Iran's Cultural Heritage, Handicraft and Tourism Organization (ICHTO) says the Oriental Institute of the University of Chicago is ready to deliver another batch of the remaining Achaemenid inscriptions in its possession to Iran.
Mohammad Hassan Talebian, the ICHTO's deputy chief, said Iran has over the past decades made serious efforts to bring back the inscriptions.
"The process to retrieve the remaining inscriptions from the US has begun since a long time ago and the legal certificates have also been issued by the US Treasury Department," he said.
Talebian said the Islamic Republic has also filed a complaint at the US judiciary to prevent the Oriental Institute of the University of Chicago from hampering the delivery.
"The institute must return all the inscriptions to Iran in one shipment but due to the time-consuming process of obtaining all the legal permissions, including that of the Office of Foreign Assets Control (OFAC) of the US Treasury, we have agreed to receive 1,780 inscriptions as the first batch," he said.
According to Talebian, the Oriental Institute first tried to delay the process using insurance and sanctions as excuse.
"But with help from senior Iranian officials, the American sides agreed to get the OFAC certificate or otherwise face legal action by Iran."
"The institute is legally bound to insure the inscriptions and ship them to Iran," he said.
"We have asked Iran's Foreign Ministry to inform the institute that visas would be issued only if it accepts responsibility for the delivery process in its entirety, from insurance to shipment," he said.
Over 30,000 of Achaemenid inscriptions were sent to the Oriental Institute of the University of Chicago in 1935 based on a mutual agreement.
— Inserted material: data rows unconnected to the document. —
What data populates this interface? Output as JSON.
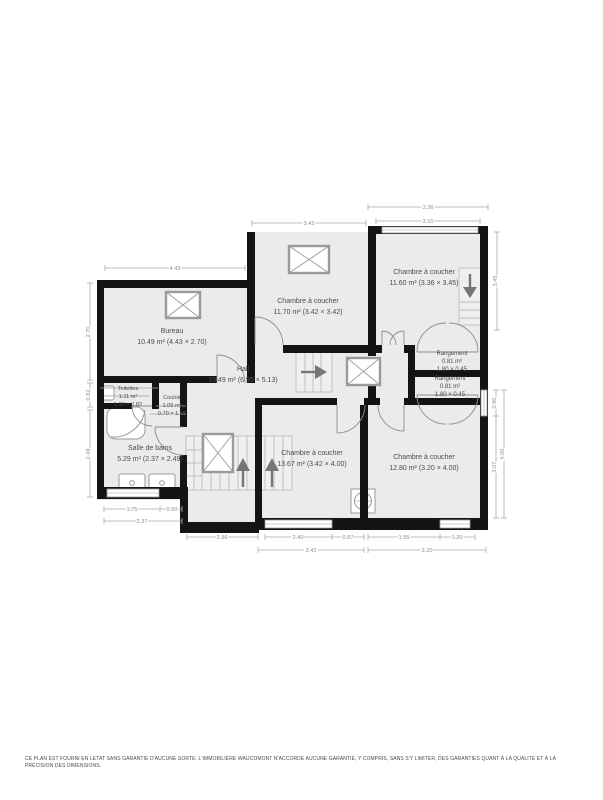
{
  "plan": {
    "rooms": [
      {
        "name": "Bureau",
        "area": "10.49 m² (4.43 × 2.70)"
      },
      {
        "name": "Chambre à coucher",
        "area": "11.70 m² (3.42 × 3.42)"
      },
      {
        "name": "Chambre à coucher",
        "area": "11.60 m² (3.36 × 3.45)"
      },
      {
        "name": "Hall",
        "area": "15.49 m² (6.95 × 5.13)"
      },
      {
        "name": "Rangement",
        "area": "0.81 m²",
        "dims": "1.80 × 0.45"
      },
      {
        "name": "Rangement",
        "area": "0.81 m²",
        "dims": "1.80 × 0.45"
      },
      {
        "name": "Toilettes",
        "area": "1.11 m²",
        "dims": "1.35 × 0.82"
      },
      {
        "name": "Couloir",
        "area": "1.09 m²",
        "dims": "0.70 × 1.56"
      },
      {
        "name": "Salle de bains",
        "area": "5.29 m² (2.37 × 2.49)"
      },
      {
        "name": "Chambre à coucher",
        "area": "13.67 m² (3.42 × 4.00)"
      },
      {
        "name": "Chambre à coucher",
        "area": "12.80 m² (3.20 × 4.00)"
      }
    ],
    "dimensions": {
      "bureau_top": "4.43",
      "ch2_top": "3.42",
      "ch3_outer": "3.36",
      "ch3_inner": "3.10",
      "ch3_right": "3.45",
      "bureau_left": "2.70",
      "toilettes_left": "0.82",
      "bath_left": "2.49",
      "bath_bottom1": "1.75",
      "bath_bottom2": "0.50",
      "bath_bottom_total": "2.37",
      "stair_bottom": "2.96",
      "ch4_win": "2.40",
      "ch4_wall": "0.87",
      "ch5_wall": "1.95",
      "ch5_win": "1.20",
      "ch4_total": "3.42",
      "ch5_total": "3.20",
      "right_win": "0.80",
      "right_lower": "3.07",
      "right_total": "4.00"
    },
    "colors": {
      "wall": "#141414",
      "room_fill": "#ebebeb",
      "dim_text": "#8c8c8c",
      "label_text": "#4c4c4c"
    }
  },
  "footer": {
    "disclaimer": "CE PLAN EST FOURNI EN LETAT SANS GARANTIE D'AUCUNE SORTE. L'IMMOBILIÈRE WAUCOMONT N'ACCORDE AUCUNE GARANTIE, Y COMPRIS, SANS S'Y LIMITER, DES GARANTIES QUANT À LA QUALITÉ ET À LA PRÉCISION DES DIMENSIONS."
  }
}
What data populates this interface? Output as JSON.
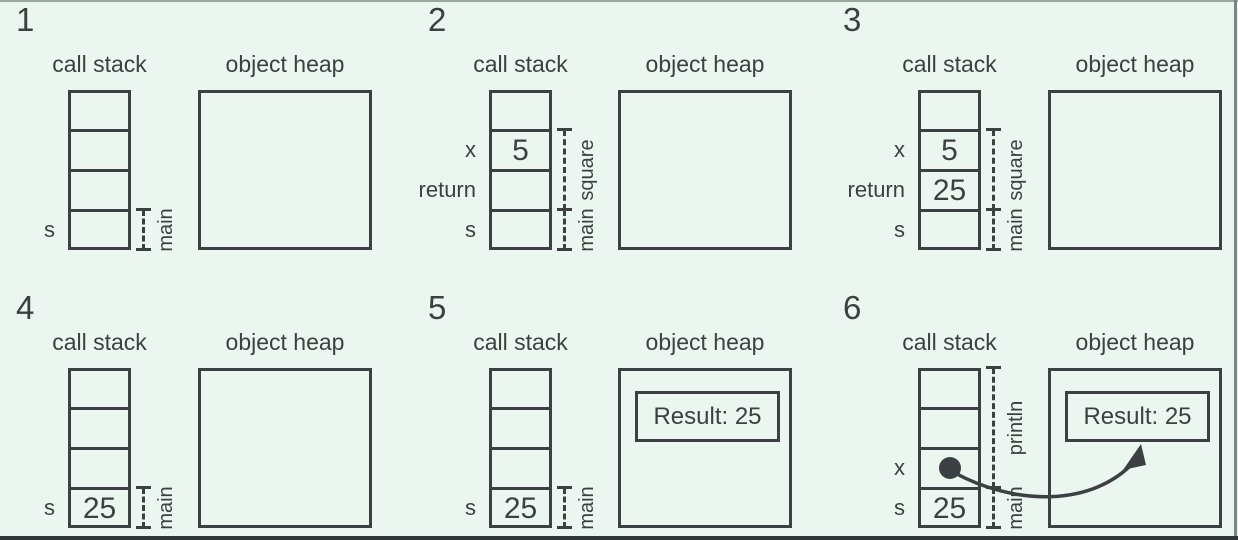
{
  "figure": {
    "background": "#ebf6f0",
    "stroke": "#3c4042",
    "panels": [
      {
        "number": "1",
        "stack_title": "call stack",
        "heap_title": "object heap",
        "cells": [
          {},
          {},
          {},
          {
            "label": "s"
          }
        ],
        "brackets": [
          {
            "label": "main",
            "from": 3,
            "to": 3
          }
        ],
        "heap": {}
      },
      {
        "number": "2",
        "stack_title": "call stack",
        "heap_title": "object heap",
        "cells": [
          {},
          {
            "label": "x",
            "value": "5"
          },
          {
            "label": "return"
          },
          {
            "label": "s"
          }
        ],
        "brackets": [
          {
            "label": "square",
            "from": 1,
            "to": 2
          },
          {
            "label": "main",
            "from": 3,
            "to": 3
          }
        ],
        "heap": {}
      },
      {
        "number": "3",
        "stack_title": "call stack",
        "heap_title": "object heap",
        "cells": [
          {},
          {
            "label": "x",
            "value": "5"
          },
          {
            "label": "return",
            "value": "25"
          },
          {
            "label": "s"
          }
        ],
        "brackets": [
          {
            "label": "square",
            "from": 1,
            "to": 2
          },
          {
            "label": "main",
            "from": 3,
            "to": 3
          }
        ],
        "heap": {}
      },
      {
        "number": "4",
        "stack_title": "call stack",
        "heap_title": "object heap",
        "cells": [
          {},
          {},
          {},
          {
            "label": "s",
            "value": "25"
          }
        ],
        "brackets": [
          {
            "label": "main",
            "from": 3,
            "to": 3
          }
        ],
        "heap": {}
      },
      {
        "number": "5",
        "stack_title": "call stack",
        "heap_title": "object heap",
        "cells": [
          {},
          {},
          {},
          {
            "label": "s",
            "value": "25"
          }
        ],
        "brackets": [
          {
            "label": "main",
            "from": 3,
            "to": 3
          }
        ],
        "heap": {
          "box": "Result: 25"
        }
      },
      {
        "number": "6",
        "stack_title": "call stack",
        "heap_title": "object heap",
        "cells": [
          {},
          {},
          {
            "label": "x",
            "dot": true
          },
          {
            "label": "s",
            "value": "25"
          }
        ],
        "brackets": [
          {
            "label": "println",
            "from": 0,
            "to": 2
          },
          {
            "label": "main",
            "from": 3,
            "to": 3
          }
        ],
        "heap": {
          "box": "Result: 25"
        },
        "arrow_to_heap": true
      }
    ]
  }
}
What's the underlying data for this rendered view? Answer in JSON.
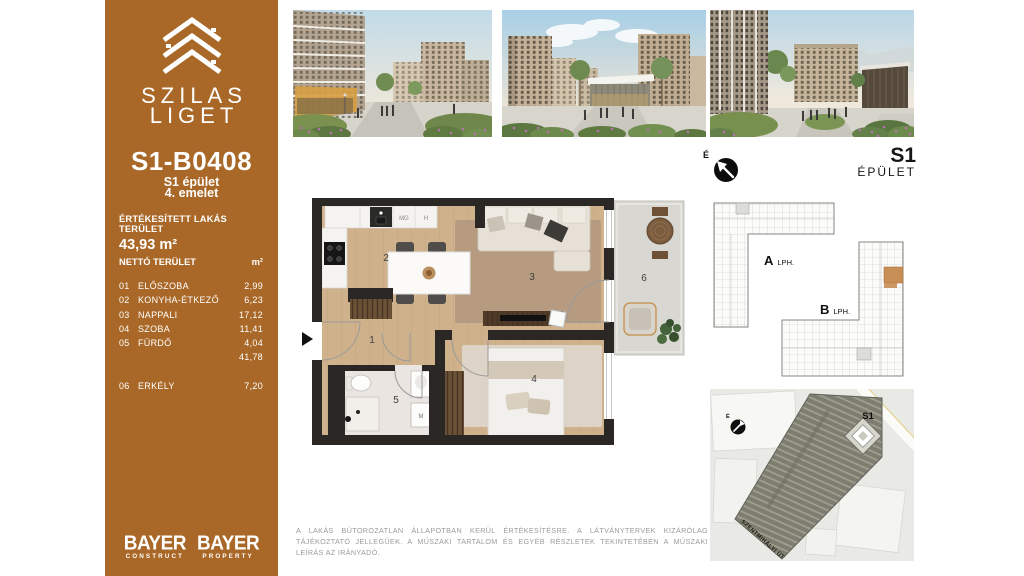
{
  "sidebar": {
    "brand_line1": "SZILAS",
    "brand_line2": "LIGET",
    "unit_id": "S1-B0408",
    "building": "S1 épület",
    "floor": "4. emelet",
    "sold_area_label": "ÉRTÉKESÍTETT LAKÁS TERÜLET",
    "sold_area_value": "43,93 m²",
    "net_label": "NETTÓ TERÜLET",
    "net_unit": "m²",
    "rooms": [
      {
        "num": "01",
        "name": "ELŐSZOBA",
        "area": "2,99"
      },
      {
        "num": "02",
        "name": "KONYHA-ÉTKEZŐ",
        "area": "6,23"
      },
      {
        "num": "03",
        "name": "NAPPALI",
        "area": "17,12"
      },
      {
        "num": "04",
        "name": "SZOBA",
        "area": "11,41"
      },
      {
        "num": "05",
        "name": "FÜRDŐ",
        "area": "4,04"
      }
    ],
    "net_total": "41,78",
    "balcony_row": {
      "num": "06",
      "name": "ERKÉLY",
      "area": "7,20"
    },
    "logos": [
      {
        "name": "BAYER",
        "division": "CONSTRUCT"
      },
      {
        "name": "BAYER",
        "division": "PROPERTY"
      }
    ]
  },
  "building_key": {
    "compass": "É",
    "title": "S1",
    "subtitle": "ÉPÜLET",
    "stairwells": [
      {
        "letter": "A",
        "label": "LPH."
      },
      {
        "letter": "B",
        "label": "LPH."
      }
    ]
  },
  "floor_plan": {
    "room_labels": [
      "1",
      "2",
      "3",
      "4",
      "5",
      "6"
    ],
    "fixtures": {
      "dishwasher": "MG",
      "fridge": "H",
      "washing_machine": "M"
    }
  },
  "site_map": {
    "compass": "É",
    "building_label": "S1",
    "street": "SZENTMIHÁLYI ÚT"
  },
  "disclaimer": "A LAKÁS BÚTOROZATLAN ÁLLAPOTBAN KERÜL ÉRTÉKESÍTÉSRE. A LÁTVÁNYTERVEK KIZÁRÓLAG TÁJÉKOZTATÓ JELLEGŰEK. A MŰSZAKI TARTALOM ÉS EGYÉB RÉSZLETEK TEKINTETÉBEN A MŰSZAKI LEÍRÁS AZ IRÁNYADÓ.",
  "icons": {
    "logo": "roof-chevrons-icon",
    "compass": "north-compass-icon",
    "entrance": "entrance-arrow-icon"
  },
  "colors": {
    "sidebar": "#a96827",
    "highlight_unit": "#c78e55",
    "wall": "#2b2724",
    "wood_floor": "#cfb28c",
    "tile_floor": "#eae5e0",
    "balcony_floor": "#d8d7d2"
  }
}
The institute was supposed to return the items after three years.
However, that never happened and it took until 1948 for the institute to begin returning the inscription. More items were returned in 1971 and 2004 after efforts by various Iranian governments.
In 1997, Iran was falsely accused of playing a role in a blast in Jerusalem al-Quds and the US government was demanded to confiscate the inscriptions.
The US even followed up on some requests and launched legal action only to be defeated by Iranian lawyers, who proved that the inscriptions were not part of the country's financial assets and therefore couldn't be seized upon court order.